A Nebraska landowner, Randy Thompson told TPM in the same article how he was harassed by Transcanada after he withdrew his permission to survey his farm land in 2007.

“Once I found out a little bit more about what was going on, I rescinded that permission,” Thompson told TPM by phone on Sunday. “[W]e did meet with them once, maybe a couple times. We told them, you don’t have a permit yet, so we absolutely do not want this thing on our property. So until you actually get a permit we have no reason to have any further discussion about this. They continually called me, like once a month or whenever they felt like it. Kept the pressure on us. Made us an offer, $9000. Whatever the offer was, we just don’t want the damn thing on our property.” [..]

“In July 2010, we got a written letter from TransCanada, they told us if you don’t accept this within 30 days, we’re going to immediately start eminent domain proceedings against you,” Thompson said. “They didn’t say anything about a permit. I tried to contact the Governor’s office. All I got back was a form letter talking about the pipeline.”

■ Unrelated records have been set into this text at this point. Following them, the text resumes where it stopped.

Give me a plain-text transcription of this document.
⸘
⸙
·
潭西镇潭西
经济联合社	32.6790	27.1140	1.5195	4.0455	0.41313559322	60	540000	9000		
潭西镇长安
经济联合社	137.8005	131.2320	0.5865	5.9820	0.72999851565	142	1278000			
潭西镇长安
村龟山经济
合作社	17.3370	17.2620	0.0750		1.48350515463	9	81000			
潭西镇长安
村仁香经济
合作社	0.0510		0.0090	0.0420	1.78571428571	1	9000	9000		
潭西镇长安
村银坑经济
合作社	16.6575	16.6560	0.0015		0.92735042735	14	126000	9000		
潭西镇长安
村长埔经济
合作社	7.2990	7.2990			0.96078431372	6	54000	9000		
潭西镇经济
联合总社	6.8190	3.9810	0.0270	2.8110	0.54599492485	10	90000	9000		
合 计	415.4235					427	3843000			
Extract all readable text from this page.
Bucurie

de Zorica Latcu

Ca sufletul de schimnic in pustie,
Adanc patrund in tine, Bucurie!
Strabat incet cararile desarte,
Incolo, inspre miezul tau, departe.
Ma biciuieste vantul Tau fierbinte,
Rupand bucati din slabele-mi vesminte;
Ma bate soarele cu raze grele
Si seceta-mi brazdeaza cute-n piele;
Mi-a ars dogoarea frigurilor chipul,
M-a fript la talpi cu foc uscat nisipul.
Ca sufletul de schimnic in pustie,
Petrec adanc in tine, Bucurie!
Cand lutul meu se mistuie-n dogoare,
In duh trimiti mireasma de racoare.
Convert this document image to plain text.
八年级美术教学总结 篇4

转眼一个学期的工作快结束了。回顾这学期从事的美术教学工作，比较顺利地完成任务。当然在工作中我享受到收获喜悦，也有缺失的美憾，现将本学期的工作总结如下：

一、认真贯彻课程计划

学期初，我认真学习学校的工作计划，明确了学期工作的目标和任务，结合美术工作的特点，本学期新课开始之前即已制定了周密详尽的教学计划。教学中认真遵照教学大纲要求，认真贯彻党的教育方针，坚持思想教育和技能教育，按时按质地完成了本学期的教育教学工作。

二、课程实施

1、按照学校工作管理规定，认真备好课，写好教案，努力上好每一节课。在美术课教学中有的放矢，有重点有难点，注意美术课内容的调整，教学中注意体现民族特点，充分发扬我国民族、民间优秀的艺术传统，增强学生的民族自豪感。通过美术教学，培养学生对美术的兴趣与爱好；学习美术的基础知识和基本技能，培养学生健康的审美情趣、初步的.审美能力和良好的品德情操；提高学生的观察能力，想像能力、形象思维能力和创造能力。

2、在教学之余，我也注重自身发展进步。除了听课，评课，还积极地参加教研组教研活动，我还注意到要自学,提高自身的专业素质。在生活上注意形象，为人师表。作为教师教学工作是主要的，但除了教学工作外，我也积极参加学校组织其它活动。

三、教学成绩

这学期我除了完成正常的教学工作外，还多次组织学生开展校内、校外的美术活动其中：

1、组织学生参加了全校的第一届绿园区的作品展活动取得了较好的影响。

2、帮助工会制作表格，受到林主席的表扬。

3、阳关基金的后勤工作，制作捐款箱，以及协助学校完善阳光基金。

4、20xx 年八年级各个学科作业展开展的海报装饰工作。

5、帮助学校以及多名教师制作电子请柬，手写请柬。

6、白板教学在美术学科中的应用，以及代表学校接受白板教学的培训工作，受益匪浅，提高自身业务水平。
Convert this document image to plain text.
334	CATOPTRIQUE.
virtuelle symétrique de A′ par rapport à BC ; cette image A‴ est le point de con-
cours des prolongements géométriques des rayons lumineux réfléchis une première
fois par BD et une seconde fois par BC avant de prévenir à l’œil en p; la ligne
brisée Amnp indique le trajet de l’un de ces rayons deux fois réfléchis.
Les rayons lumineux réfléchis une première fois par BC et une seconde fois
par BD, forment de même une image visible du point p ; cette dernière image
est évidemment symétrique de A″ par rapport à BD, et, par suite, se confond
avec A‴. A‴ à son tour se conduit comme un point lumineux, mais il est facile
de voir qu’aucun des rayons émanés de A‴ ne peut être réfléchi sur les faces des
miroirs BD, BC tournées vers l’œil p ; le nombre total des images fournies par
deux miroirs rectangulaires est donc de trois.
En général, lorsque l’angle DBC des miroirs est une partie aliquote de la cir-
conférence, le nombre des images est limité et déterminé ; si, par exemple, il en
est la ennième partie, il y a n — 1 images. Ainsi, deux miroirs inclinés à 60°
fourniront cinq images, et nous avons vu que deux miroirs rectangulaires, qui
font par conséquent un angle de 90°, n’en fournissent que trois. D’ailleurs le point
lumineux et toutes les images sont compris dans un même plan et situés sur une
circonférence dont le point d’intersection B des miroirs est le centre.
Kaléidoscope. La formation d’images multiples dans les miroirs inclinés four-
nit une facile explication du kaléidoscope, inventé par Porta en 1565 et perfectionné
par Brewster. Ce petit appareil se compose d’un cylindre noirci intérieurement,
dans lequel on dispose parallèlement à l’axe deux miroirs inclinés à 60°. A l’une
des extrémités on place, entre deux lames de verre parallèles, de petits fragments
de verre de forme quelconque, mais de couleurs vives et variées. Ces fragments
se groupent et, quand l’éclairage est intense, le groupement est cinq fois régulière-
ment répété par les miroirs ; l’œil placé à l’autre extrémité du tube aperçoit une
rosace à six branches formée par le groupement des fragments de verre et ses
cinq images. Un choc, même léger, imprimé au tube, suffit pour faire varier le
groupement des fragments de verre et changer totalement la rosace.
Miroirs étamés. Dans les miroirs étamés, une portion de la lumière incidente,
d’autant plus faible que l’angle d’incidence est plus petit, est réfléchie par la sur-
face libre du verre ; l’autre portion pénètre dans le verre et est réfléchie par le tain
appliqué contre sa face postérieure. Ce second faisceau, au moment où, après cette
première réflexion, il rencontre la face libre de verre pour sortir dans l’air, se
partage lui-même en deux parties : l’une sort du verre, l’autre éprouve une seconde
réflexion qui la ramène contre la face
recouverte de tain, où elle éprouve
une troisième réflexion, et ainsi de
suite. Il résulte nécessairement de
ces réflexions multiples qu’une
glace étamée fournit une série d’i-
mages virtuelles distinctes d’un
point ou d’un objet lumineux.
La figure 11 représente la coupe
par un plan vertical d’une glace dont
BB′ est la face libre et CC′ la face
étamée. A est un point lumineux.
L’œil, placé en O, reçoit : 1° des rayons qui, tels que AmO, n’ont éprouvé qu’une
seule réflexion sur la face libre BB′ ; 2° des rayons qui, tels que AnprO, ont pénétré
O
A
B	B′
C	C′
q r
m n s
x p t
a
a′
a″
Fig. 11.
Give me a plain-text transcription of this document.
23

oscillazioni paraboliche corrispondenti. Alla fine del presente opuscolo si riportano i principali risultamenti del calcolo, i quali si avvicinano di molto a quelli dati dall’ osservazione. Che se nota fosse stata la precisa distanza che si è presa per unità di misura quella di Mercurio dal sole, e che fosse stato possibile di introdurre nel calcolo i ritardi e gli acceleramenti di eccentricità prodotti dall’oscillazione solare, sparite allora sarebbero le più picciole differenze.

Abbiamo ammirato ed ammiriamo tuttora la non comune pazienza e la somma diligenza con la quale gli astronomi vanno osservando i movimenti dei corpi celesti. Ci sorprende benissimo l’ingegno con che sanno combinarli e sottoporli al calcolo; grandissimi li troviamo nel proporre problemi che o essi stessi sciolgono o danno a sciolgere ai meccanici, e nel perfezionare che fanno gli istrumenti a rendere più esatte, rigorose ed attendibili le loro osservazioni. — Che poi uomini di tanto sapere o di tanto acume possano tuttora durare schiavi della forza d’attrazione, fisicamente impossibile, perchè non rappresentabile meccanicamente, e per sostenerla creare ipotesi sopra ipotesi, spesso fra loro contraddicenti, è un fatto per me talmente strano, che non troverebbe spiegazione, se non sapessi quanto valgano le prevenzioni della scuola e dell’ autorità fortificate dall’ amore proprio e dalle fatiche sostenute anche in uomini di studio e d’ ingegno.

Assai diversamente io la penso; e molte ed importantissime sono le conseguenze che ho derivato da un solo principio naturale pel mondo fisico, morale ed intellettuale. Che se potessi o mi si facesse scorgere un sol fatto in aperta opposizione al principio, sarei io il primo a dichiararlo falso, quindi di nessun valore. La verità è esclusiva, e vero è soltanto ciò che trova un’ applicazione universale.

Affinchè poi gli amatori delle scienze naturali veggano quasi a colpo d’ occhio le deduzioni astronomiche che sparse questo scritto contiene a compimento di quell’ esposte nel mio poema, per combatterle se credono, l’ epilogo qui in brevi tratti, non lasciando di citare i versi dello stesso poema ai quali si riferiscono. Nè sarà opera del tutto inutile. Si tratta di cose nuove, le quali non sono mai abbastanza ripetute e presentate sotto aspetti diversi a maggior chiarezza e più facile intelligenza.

If the White House thought for even a nanosecond that this would blunt Republican criticism of Pres. Obama, they are as deluded as the Republicans who say this will reduce the price of gas:

House Speaker Boehner, R-Ohio, said he will continue to stress that the Obama administration is blocking construction of the entire pipeline, which would carry oil from the tar sands of western Canada to the Gulf Coast of Texas.

“The president is so far on the wrong side of the American people that he’s now praising the company’s decision to start going around him,” Boehner said in a statement.

“But he can’t have it both ways,” Boehner said. “If the president thinks this project is good for America, he knows how to make it happen right away. Until he does, he’s just standing in the way of getting it done.”

The only thing that completing the southern portion of the pipeline will do is ease the glut of oil that is being stored in the Midwest. It won’t lower the price of gas because that oil will be exported to the global market where it will be resold at a higher price. That will drive up prices in the Midwest where gas prices have been kept low because of the lack of the pipeline.

The reality is oil prices will continue to be artificially high by the saber rattling over Iran. The best and easiest way for the President to immediately lower gas prices is to stop the phony rhetoric of a war with Iran. Repeat it loud and often, Iran is not developing a nuclear weapon. That’ll work better than any environmentally unsafe pipeline.